Wenn Eitelkeit neue Nahrung erhält, können helfen Uniformen vorhandene Aversionen überwinden. Dies zeigte sich auch in Hattelfingen.

„Soll ich neben dem Bart auch die Kopfhaare schneiden, Hans? Du hast wieder eine solch schöne Uniform, da muss auch deine Frisur dazu passen!“ fragte der Frisör in einer Stimmlage die nach Honig und Reifenschmiere klang.

„Frisör, du weißt, mein Lohn als Knecht ist nicht gerade üppig, doch heute, ja, heute ist ein besonderer Tag.“

Der geht wirklich behutsam zu Werke, dachte Hans. Er hatte für sich selbst ein schlechtes Gewissen. Kostet doch viel Geld, überlegte er weiter, während der Frisör sein ganzes Können in die Waagschale warf.

Vielleicht kommt Hans dann zukünftig öfter und schnippelt nicht jeden Sonntagmorgen selbst vorm Spiegel, dachte der Frisör. Ich könnt ja noch ein paar Kunden mehr bedienen.

„Gefällst du dir mit fein geschnittenen Haaren und glatt rasiertem Kinn?“, fragte er Hans.

„Ja, Frisör, das hast du gut gemacht. Passt wirklich alles.“ Hans schaute zufrieden in den Spiegel und schritt Sekunden später aufrecht, mit erhobenem Haupt durchs Dorf, die Uniformmütze kokett unter den Arm geklemmt.

Es sind deutlich weniger Leute auf der Straße wie seinerzeit als ich den Krieg zog und das ganze Dorf Spalier stand, stellte Hans enttäuscht fest. Einige entdeckten den stolzen Hans dann doch und grüßten den gutaussehenden Mann in seiner Uniform.

Zu Hause, in seiner Kammer holte er sein Eisernes Kreuz aus der Schatulle. Er betrachtete es sehr lange, die Vorderseite mit dem mittig angelegten großen W, dem Initial des Kaiser Wilhelms, dann die Rückseite mit Stiftungsjahr und Eichenzweig. Er streichelte liebevoll über den Silberrand. Vorsichtig heftete er sich den Orden an. Dann blickte er forsch in den Spiegel, bemerkte, dass er leicht schräg auf der linken Brusttasche über seinem Verwundetenabzeichen hing und legte noch mal neu an. „Wenn schon, dann akkurat“, sagte er leise aber bestimmt vor sich hin.
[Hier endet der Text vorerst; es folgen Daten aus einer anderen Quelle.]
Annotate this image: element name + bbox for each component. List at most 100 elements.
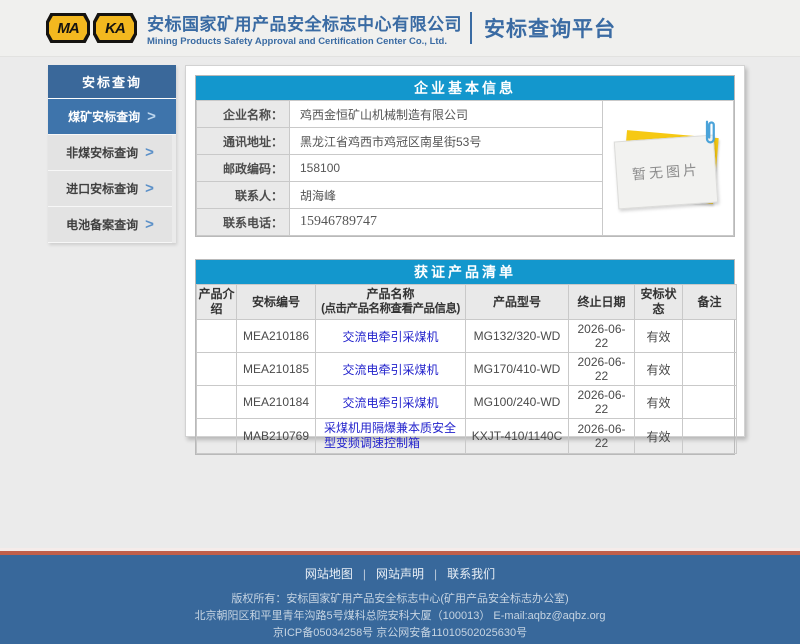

Wenig später stand er vor Maria und der Bäuerin: „Hei, Hans“, entfuhr es der Bäuerin, „bist wieder ein strammer Bursch“, und Maria war vor Bewunderung sprachlos.

Dass Selbstbewusstsein, das sich auf Äußerlichkeiten aufgebaut nie lange anhält, erfuhr umgehend auch Hans Geyer. Am nächsten Morgen, in den grob gewobenen, leinenen Arbeitskleidern des Knechtes, mit derben Stiefeln und blauen Arbeitsschurz, kamen Zweifel in ihm auf. Neue Uniform, schön, ja. Kriegsverlierer, nein! Knecht beim Kopfbergbauern oder doch Uniformierter? Hans Geyer war gespalten, Knecht oder Soldat? „Vielleicht werd ich selbst mal Bauer?“ wünschte er laut vor sich hin.